The mysteries were concerned with man's problem of freeing his soul from the world. In the mystery symbologies the earth was always represented as the underworld, and the soul was lost in this underworld until freed from it by wisdom, faith, and understanding. In the Greek mysteries, Persephone, was abducted by Pluto, Lord of Hades. Persephone is the soul of man, whose true home is in the heavens.

Jesus said He came to fulfull the law, and part of that law was the Cabala, the secret doctrine of the Jews - their version of the mysteries.

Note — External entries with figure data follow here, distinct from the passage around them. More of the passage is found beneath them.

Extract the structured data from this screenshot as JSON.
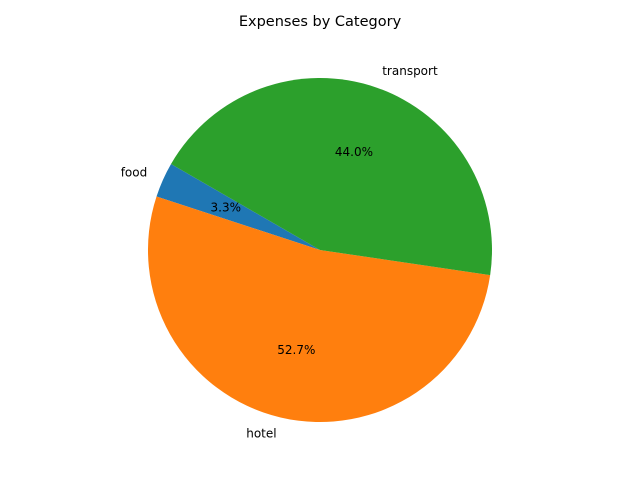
{
  "chart_data": {
    "type": "pie",
    "title": "Expenses by Category",
    "start_angle_deg": 150,
    "direction": "counterclockwise",
    "slices": [
      {
        "label": "food",
        "value": 3.3,
        "percent_label": "3.3%",
        "color": "#1f77b4"
      },
      {
        "label": "hotel",
        "value": 52.7,
        "percent_label": "52.7%",
        "color": "#ff7f0e"
      },
      {
        "label": "transport",
        "value": 44.0,
        "percent_label": "44.0%",
        "color": "#2ca02c"
      }
    ]
  }
}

It is interesting to speculate on the fact that Edgar Cayce was raised in strict nineteenth centry Bible tradition, and suffered the greatest mental and emotional shock of his life when he discovered that in his spiritual readings he declared the truth of the mysteries and acclaimed Jesus as their crowning glory. Edgar Cayce had only a seventh grade education and consciously knew nothing of what he said under hypnosis. He was only versed in the Bible and had no high school or college background of any kind. Up until his revelations, Cayce had never heard of the mystery religions. Yet his readings check with everything about them that is known to be authentic.

The mystery religions were, then, a preparation for the coming of Jesus. He was the fruit of their efforts, and His message was a fuller revelation to the people at large of the mysteries themselves. In the scramble which Christianity made to establish itself as the dominant religion of the decaying Roman Empire, the mysteries were denied their proper place, since to grant that they had truth in them would justify their further existence.

The complex symbology employed by the mystery religions has survived fragmentarily in Christianity, notable in church architecture and in the sacrifice of the Mass. The early Christians used every means possible to conceal the pagan origin of their symbols, doctrines, and rituals. They either destroyed the sacred books of other peoples among whom they settled, or made them inaccessible to students of comparative philosophy, apparently believing that in this way they could stamp out all record of the pre-Christian origin of their doctrines. The doctrine of reincarnation and the Gnostic mysteries of Christ were thrown out by the Church in 553 A.D.